The lead paragraph in a report from the Pittsburgh Post-Gazette on the attempted assassination of Donald Trump confirms what many in the firearms community had been expecting: somehow the blame will be shifted toward the gun.
“Amid days of intense focus on the security failures that allowed a gunman to nearly assassinate Donald Trump, Pennsylvania’s top law enforcement official turned her focus to another key component in the deadly attack: the gun,” the story by reporter Mike Wereschagin began.
Still, the Wall Street Journal noted in the first paragraph of its recent report on the Trump shooting, “Assassination attempts against U.S. presidents have led to major gun laws, but the July 13 shooting at a rally for former President Donald Trump appears unlikely to be a pivotal moment in the divisive U.S. gun debate.”
Then comes the first line in a report posted by The Guardian, “More than a week after the attempted assassination of Donald Trump with an assault weapon, his political supporters and fellow members of the Republican party have remained silent on the issue of tightening America’s notoriously lax gun control laws.”
There was little doubt among gun owners and Second Amendment activists in the wake of the Butler, Pennsylvania shooting that sooner than later, anti-gunners would seize on the attempted murder to re-vitalize their crusade to ban modern semiautomatic rifles. The AR-15-type rifle happens to be the most popular long gun in the country, with millions of them in private hands. Gun rights activists have long contended that if the guns were actually a problem—and not the malcontents misusing them—it would be on the front page of every newspaper in the country, every day, above the fold.
The Post-Gazette story noted Pennsylvania Attorney General Michelle Henry, a Democrat, has “called on” lawmakers at the state and federal levels to “reinstate a long-expired ban” on semi-auto rifles.
But as Alan Gottlieb, chairman of the Citizens Committee on the Right to Keep and Bear Arms said last week, “It’s not the tool, it’s the evil fool.”
By some estimates, there are more than 20 million privately-owned modern semi-auto rifles in the U.S., and that may be conservative.

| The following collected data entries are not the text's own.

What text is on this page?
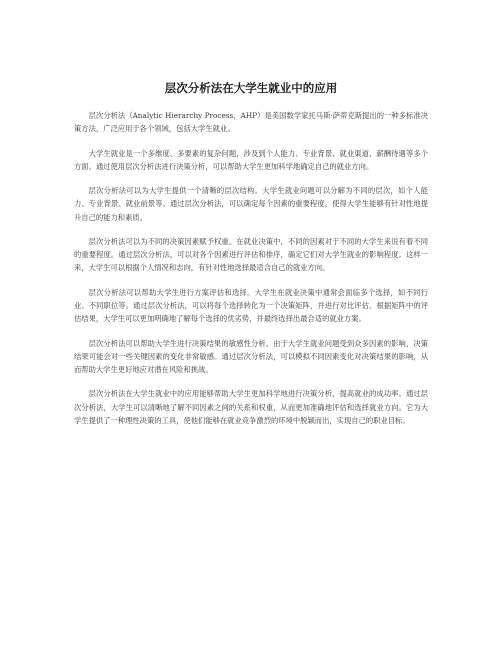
层次分析法在大学生就业中的应用

层次分析法（Analytic Hierarchy Process，AHP）是美国数学家托马斯·萨蒂克斯提出的一种多标准决策方法，广泛应用于各个领域，包括大学生就业。

大学生就业是一个多维度、多要素的复杂问题，涉及到个人能力、专业背景、就业渠道、薪酬待遇等多个方面。通过使用层次分析法进行决策分析，可以帮助大学生更加科学地确定自己的就业方向。

层次分析法可以为大学生提供一个清晰的层次结构。大学生就业问题可以分解为不同的层次，如个人能力、专业背景、就业前景等。通过层次分析法，可以确定每个因素的重要程度，使得大学生能够有针对性地提升自己的能力和素质。

层次分析法可以为不同的决策因素赋予权重。在就业决策中，不同的因素对于不同的大学生来说有着不同的重要程度。通过层次分析法，可以对各个因素进行评估和排序，确定它们对大学生就业的影响程度。这样一来，大学生可以根据个人情况和志向，有针对性地选择最适合自己的就业方向。

层次分析法可以帮助大学生进行方案评估和选择。大学生在就业决策中通常会面临多个选择，如不同行业、不同职位等。通过层次分析法，可以将每个选择转化为一个决策矩阵，并进行对比评估。根据矩阵中的评估结果，大学生可以更加明确地了解每个选择的优劣势，并最终选择出最合适的就业方案。

层次分析法可以帮助大学生进行决策结果的敏感性分析。由于大学生就业问题受到众多因素的影响，决策结果可能会对一些关键因素的变化非常敏感。通过层次分析法，可以模拟不同因素变化对决策结果的影响，从而帮助大学生更好地应对潜在风险和挑战。

层次分析法在大学生就业中的应用能够帮助大学生更加科学地进行决策分析，提高就业的成功率。通过层次分析法，大学生可以清晰地了解不同因素之间的关系和权重，从而更加准确地评估和选择就业方向。它为大学生提供了一种理性决策的工具，使他们能够在就业竞争激烈的环境中脱颖而出，实现自己的职业目标。
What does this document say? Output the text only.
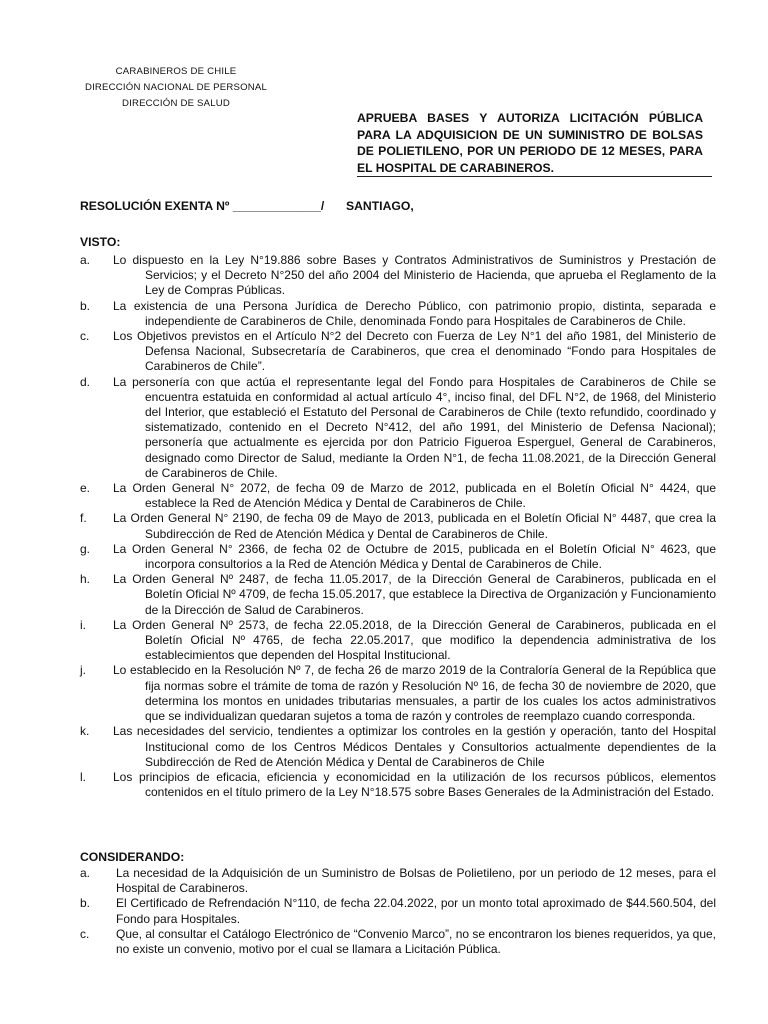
CARABINEROS DE CHILE
DIRECCIÓN NACIONAL DE PERSONAL
DIRECCIÓN DE SALUD
APRUEBA BASES Y AUTORIZA LICITACIÓN PÚBLICA PARA LA ADQUISICION DE UN SUMINISTRO DE BOLSAS DE POLIETILENO, POR UN PERIODO DE 12 MESES, PARA EL HOSPITAL DE CARABINEROS.
RESOLUCIÓN EXENTA Nº _____________/ SANTIAGO,
VISTO:
a. Lo dispuesto en la Ley N°19.886 sobre Bases y Contratos Administrativos de Suministros y Prestación de Servicios; y el Decreto N°250 del año 2004 del Ministerio de Hacienda, que aprueba el Reglamento de la Ley de Compras Públicas.
b. La existencia de una Persona Jurídica de Derecho Público, con patrimonio propio, distinta, separada e independiente de Carabineros de Chile, denominada Fondo para Hospitales de Carabineros de Chile.
c. Los Objetivos previstos en el Artículo N°2 del Decreto con Fuerza de Ley N°1 del año 1981, del Ministerio de Defensa Nacional, Subsecretaría de Carabineros, que crea el denominado “Fondo para Hospitales de Carabineros de Chile”.
d. La personería con que actúa el representante legal del Fondo para Hospitales de Carabineros de Chile se encuentra estatuida en conformidad al actual artículo 4°, inciso final, del DFL N°2, de 1968, del Ministerio del Interior, que estableció el Estatuto del Personal de Carabineros de Chile (texto refundido, coordinado y sistematizado, contenido en el Decreto N°412, del año 1991, del Ministerio de Defensa Nacional); personería que actualmente es ejercida por don Patricio Figueroa Esperguel, General de Carabineros, designado como Director de Salud, mediante la Orden N°1, de fecha 11.08.2021, de la Dirección General de Carabineros de Chile.
e. La Orden General N° 2072, de fecha 09 de Marzo de 2012, publicada en el Boletín Oficial N° 4424, que establece la Red de Atención Médica y Dental de Carabineros de Chile.
f. La Orden General N° 2190, de fecha 09 de Mayo de 2013, publicada en el Boletín Oficial N° 4487, que crea la Subdirección de Red de Atención Médica y Dental de Carabineros de Chile.
g. La Orden General N° 2366, de fecha 02 de Octubre de 2015, publicada en el Boletín Oficial N° 4623, que incorpora consultorios a la Red de Atención Médica y Dental de Carabineros de Chile.
h. La Orden General Nº 2487, de fecha 11.05.2017, de la Dirección General de Carabineros, publicada en el Boletín Oficial Nº 4709, de fecha 15.05.2017, que establece la Directiva de Organización y Funcionamiento de la Dirección de Salud de Carabineros.
i. La Orden General Nº 2573, de fecha 22.05.2018, de la Dirección General de Carabineros, publicada en el Boletín Oficial Nº 4765, de fecha 22.05.2017, que modifico la dependencia administrativa de los establecimientos que dependen del Hospital Institucional.
j. Lo establecido en la Resolución Nº 7, de fecha 26 de marzo 2019 de la Contraloría General de la República que fija normas sobre el trámite de toma de razón y Resolución Nº 16, de fecha 30 de noviembre de 2020, que determina los montos en unidades tributarias mensuales, a partir de los cuales los actos administrativos que se individualizan quedaran sujetos a toma de razón y controles de reemplazo cuando corresponda.
k. Las necesidades del servicio, tendientes a optimizar los controles en la gestión y operación, tanto del Hospital Institucional como de los Centros Médicos Dentales y Consultorios actualmente dependientes de la Subdirección de Red de Atención Médica y Dental de Carabineros de Chile
l. Los principios de eficacia, eficiencia y economicidad en la utilización de los recursos públicos, elementos contenidos en el título primero de la Ley N°18.575 sobre Bases Generales de la Administración del Estado.
CONSIDERANDO:
a. La necesidad de la Adquisición de un Suministro de Bolsas de Polietileno, por un periodo de 12 meses, para el Hospital de Carabineros.
b. El Certificado de Refrendación N°110, de fecha 22.04.2022, por un monto total aproximado de $44.560.504, del Fondo para Hospitales.
c. Que, al consultar el Catálogo Electrónico de “Convenio Marco”, no se encontraron los bienes requeridos, ya que, no existe un convenio, motivo por el cual se llamara a Licitación Pública.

The rifles are used for all kinds of things, including competition, predator control, varmint hunting, casual target shooting, personal and home defense, as noted in a Reason article published back in 2022.
Author Jacob Sullum wrote, “Two-thirds of the respondents who reported owning AR-15-style rifles said they used them for recreational target shooting, while half mentioned hunting and a third mentioned competitive shooting. Sixty-two percent said they used such rifles for home defense, and 35 percent cited defense outside the home. Yet politicians who want to ban these rifles insist they are good for nothing but mass murder.”
Sullum was writing about a massive research project done by and for Georgetown University political economist William English.
Affixing blame to the firearm has been a strategy among anti-gunners for a long time, critics contend. By doing so, one can demonize firearms in an effort to promote new and stricter gun control laws, while downplaying the human factor in any tragedy. Still it is the human who pulls the trigger. The gun is an inanimate object, a tool in Gottlieb’s words.
It is the “fool” who sets each tragedy in motion, and has history has demonstrated time and again, even without the availability of a firearm, someone bent on mayhem will figure out a way.